Select sentiment value from positive, negative, or neutral. Return only the sentiment value in small letters.
tweet: {}""".format(tweet)
sentiment = client.messages.create(
model="claude-3-opus-20240229",
max_tokens=1000,
temperature=0.0,
messages=[
{"role": "user", "content": content}
]
)
return sentiment.content[0].text
We can pass all the tweets to the find_sentiment_claude()
function and store the corresponding responses in the all_sentiments
list. Finally, we can compare response predicitons with the actual sentiment labels to calculate the model's accuracy.
%%time
all_sentiments = []
tweets_list = dataset["text"].tolist()
i = 0
exceptions = 0
while i < len(tweets_list):
try:
tweet = tweets_list[i]
sentiment_value = find_sentiment_claude(tweet)

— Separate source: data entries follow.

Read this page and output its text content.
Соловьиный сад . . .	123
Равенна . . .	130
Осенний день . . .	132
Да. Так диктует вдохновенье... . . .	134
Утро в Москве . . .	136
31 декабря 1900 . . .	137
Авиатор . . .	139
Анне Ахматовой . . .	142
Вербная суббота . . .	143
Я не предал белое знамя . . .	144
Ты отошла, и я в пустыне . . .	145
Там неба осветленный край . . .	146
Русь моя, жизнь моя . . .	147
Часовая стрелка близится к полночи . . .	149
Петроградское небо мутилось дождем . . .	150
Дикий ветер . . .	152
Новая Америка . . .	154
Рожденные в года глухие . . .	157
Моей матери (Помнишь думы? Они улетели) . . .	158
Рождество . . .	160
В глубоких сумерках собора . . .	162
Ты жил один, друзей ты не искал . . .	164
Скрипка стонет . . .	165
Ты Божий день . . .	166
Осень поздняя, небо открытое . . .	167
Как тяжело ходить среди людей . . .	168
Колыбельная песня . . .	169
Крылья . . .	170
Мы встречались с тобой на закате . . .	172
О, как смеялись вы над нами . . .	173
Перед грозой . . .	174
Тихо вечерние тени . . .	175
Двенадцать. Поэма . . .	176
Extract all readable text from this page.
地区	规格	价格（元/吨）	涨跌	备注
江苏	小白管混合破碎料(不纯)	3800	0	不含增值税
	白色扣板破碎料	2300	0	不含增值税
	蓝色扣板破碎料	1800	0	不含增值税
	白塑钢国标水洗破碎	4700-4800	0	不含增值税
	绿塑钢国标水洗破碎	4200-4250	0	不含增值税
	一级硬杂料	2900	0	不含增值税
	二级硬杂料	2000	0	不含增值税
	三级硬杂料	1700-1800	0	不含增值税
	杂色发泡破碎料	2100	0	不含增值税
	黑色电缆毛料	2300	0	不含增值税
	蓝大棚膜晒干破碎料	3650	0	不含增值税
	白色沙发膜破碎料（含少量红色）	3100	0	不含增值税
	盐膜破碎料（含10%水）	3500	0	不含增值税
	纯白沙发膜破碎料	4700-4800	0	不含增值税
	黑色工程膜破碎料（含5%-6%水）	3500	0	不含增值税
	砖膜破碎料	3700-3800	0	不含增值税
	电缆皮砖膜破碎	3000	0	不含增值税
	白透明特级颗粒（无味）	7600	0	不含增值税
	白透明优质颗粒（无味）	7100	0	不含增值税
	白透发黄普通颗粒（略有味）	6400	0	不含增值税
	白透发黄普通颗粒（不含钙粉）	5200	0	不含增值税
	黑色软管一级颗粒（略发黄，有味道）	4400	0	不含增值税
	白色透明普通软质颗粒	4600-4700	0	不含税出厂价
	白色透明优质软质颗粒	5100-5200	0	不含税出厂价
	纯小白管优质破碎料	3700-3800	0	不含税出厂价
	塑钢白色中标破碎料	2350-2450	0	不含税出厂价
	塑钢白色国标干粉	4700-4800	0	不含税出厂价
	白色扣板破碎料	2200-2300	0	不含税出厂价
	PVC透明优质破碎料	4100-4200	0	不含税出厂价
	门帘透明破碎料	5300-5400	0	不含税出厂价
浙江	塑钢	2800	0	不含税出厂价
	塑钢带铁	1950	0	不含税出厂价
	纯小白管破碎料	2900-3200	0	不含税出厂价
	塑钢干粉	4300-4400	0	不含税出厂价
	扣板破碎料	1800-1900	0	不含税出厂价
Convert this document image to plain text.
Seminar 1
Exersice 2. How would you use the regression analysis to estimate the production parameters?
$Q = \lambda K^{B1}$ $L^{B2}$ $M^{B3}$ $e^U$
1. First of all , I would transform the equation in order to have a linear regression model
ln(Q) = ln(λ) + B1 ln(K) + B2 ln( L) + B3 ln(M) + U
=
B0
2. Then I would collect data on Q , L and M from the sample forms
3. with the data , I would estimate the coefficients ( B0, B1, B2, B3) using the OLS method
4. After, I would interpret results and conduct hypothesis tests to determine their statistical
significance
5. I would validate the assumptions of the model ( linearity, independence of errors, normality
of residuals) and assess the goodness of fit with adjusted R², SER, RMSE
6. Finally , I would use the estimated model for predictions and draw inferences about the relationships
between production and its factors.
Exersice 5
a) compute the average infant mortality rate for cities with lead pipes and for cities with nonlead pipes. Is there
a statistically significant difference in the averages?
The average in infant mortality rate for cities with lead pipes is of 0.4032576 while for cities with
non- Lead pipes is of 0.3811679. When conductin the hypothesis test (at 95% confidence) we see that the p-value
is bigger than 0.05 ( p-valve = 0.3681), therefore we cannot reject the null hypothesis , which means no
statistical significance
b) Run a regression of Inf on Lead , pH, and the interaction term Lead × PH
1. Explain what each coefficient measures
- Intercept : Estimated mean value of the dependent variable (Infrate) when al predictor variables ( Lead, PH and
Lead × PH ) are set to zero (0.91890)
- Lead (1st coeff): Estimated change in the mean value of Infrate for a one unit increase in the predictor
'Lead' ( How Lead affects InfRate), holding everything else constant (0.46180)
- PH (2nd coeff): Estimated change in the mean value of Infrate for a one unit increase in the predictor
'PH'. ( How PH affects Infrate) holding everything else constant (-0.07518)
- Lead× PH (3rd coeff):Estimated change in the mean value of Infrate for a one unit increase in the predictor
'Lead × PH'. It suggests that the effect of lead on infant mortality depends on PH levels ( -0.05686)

all_sentiments.append(sentiment_value)
i = i + 1
print(i, sentiment_value)
except Except as e:
print("===================")
print("Exception occured", e)
exception = exception + 1
print("Total exception count:", exceptions)
accuracy = accuracy_score(all_sentiments, dataset["airline_sentiment"])
print("Accuracy:", accuracy)
Output:
Total exception count: 0
Accuracy: 0.71
CPU times: total: 141 ms
Wall time: 3min 8s
The above output shows that the Claude Opus took 3 minutes and 8 seconds to process 100 tweets and achieved an accuracy of only 71%, substantially lower than GPT-4 and Gemini Pro. Given Anthropic's big claims, I was not impressed.
Conclusion
The results from the experiments in this article show that despite Anthropic's high claims, the performance of Claude Opus 3 for a simple task such as zero-shot text classification was not up to the mark. I would still use GPT-4 or Gemini Pro for zero-shot text classification tasks.